The attacks were politically convenient, and seemed with resonate with seniors. But they never made much sense. In part that's because Romney was simultaneously pretending to be running as someone who wanted to cut spending and reform health care entitlements. An even bigger reason, though, is that Romney's own running mate, Rep. Paul Ryan, the GOP Chair of the House Budget Committee, had proposed those exact same cuts in budgets that he and most of the House Republicans had voted for.

Romney promised to nix Obama's Medicare cuts, and restore spending to the program. But now it looks like Rep. Ryan will once again propose to keep those cuts in place. The Hill reports that Republicans on the Budget Committee expected that the cuts will remain in the next GOP budget, despite their prominence in the campaign. 

Stories like these tell you something about the lack of a strong policy vision in the Romney campaign, as well as the willingness of other Republicans to follow along, despite the campaign's weaknesses.

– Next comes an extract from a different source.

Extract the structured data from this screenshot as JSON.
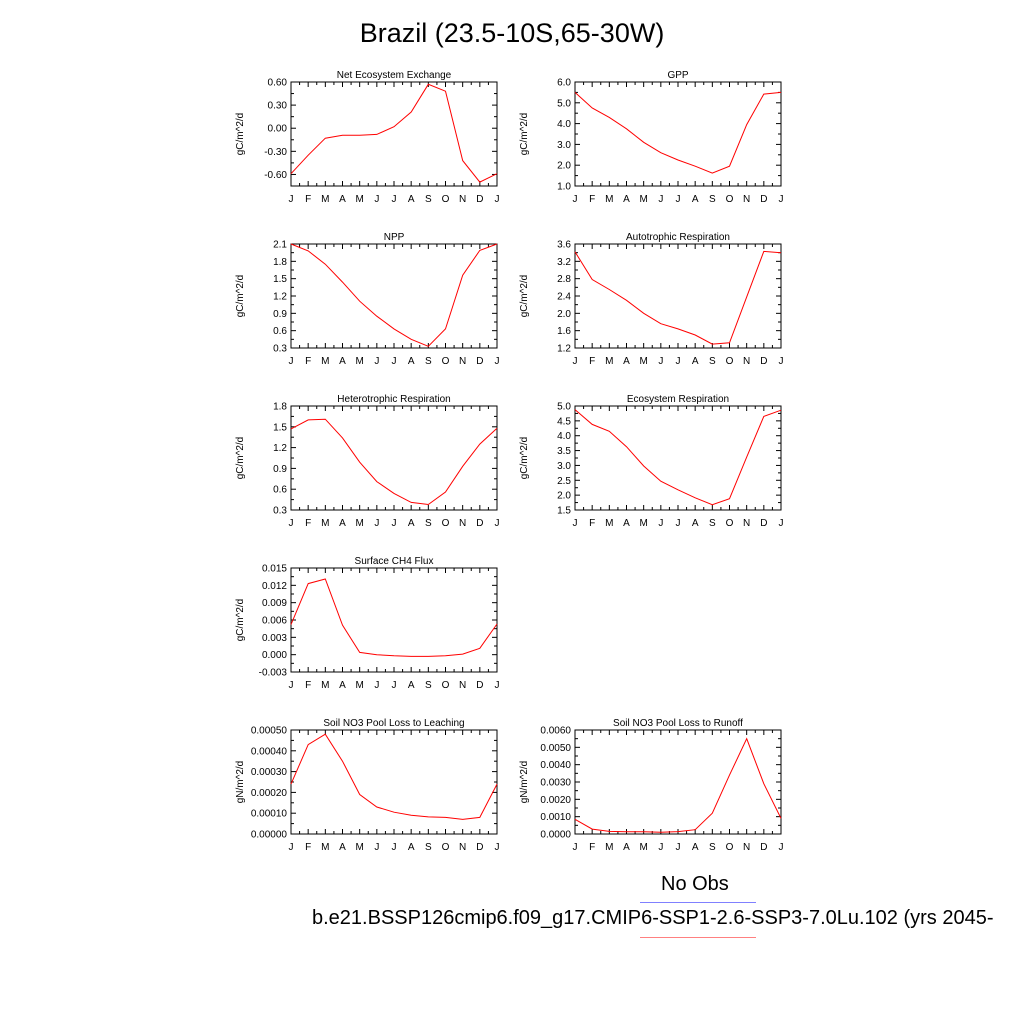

More than that, they offer a reminder that Romney's line of attack was always a gamble for entitlement reformers. And at this point it's clear that it was one that didn't pay off. 

No, Romney wasn't the first Republican to run against cutting Medicare, and I suspect he won't be the last. But Romney's attacks, combined with his frustratingly non-specific Medicare reform proposal, helped position the GOP as a party defending against cuts and changes to Medicare. The party that won't make cuts, that wants the government to keep its hands off Medicare, not the party that wants to transform and reform the nation's biggest long-term fiscal problem. 

In this case, I suspect that Republicans will just ignore what Romney said during the campaign and proceed to include the $716 billion in cuts in future budgets. But I also suspect that if the time comes to negotiate more substantial Medicare reform, the GOP will have Romney's words thrown back at them.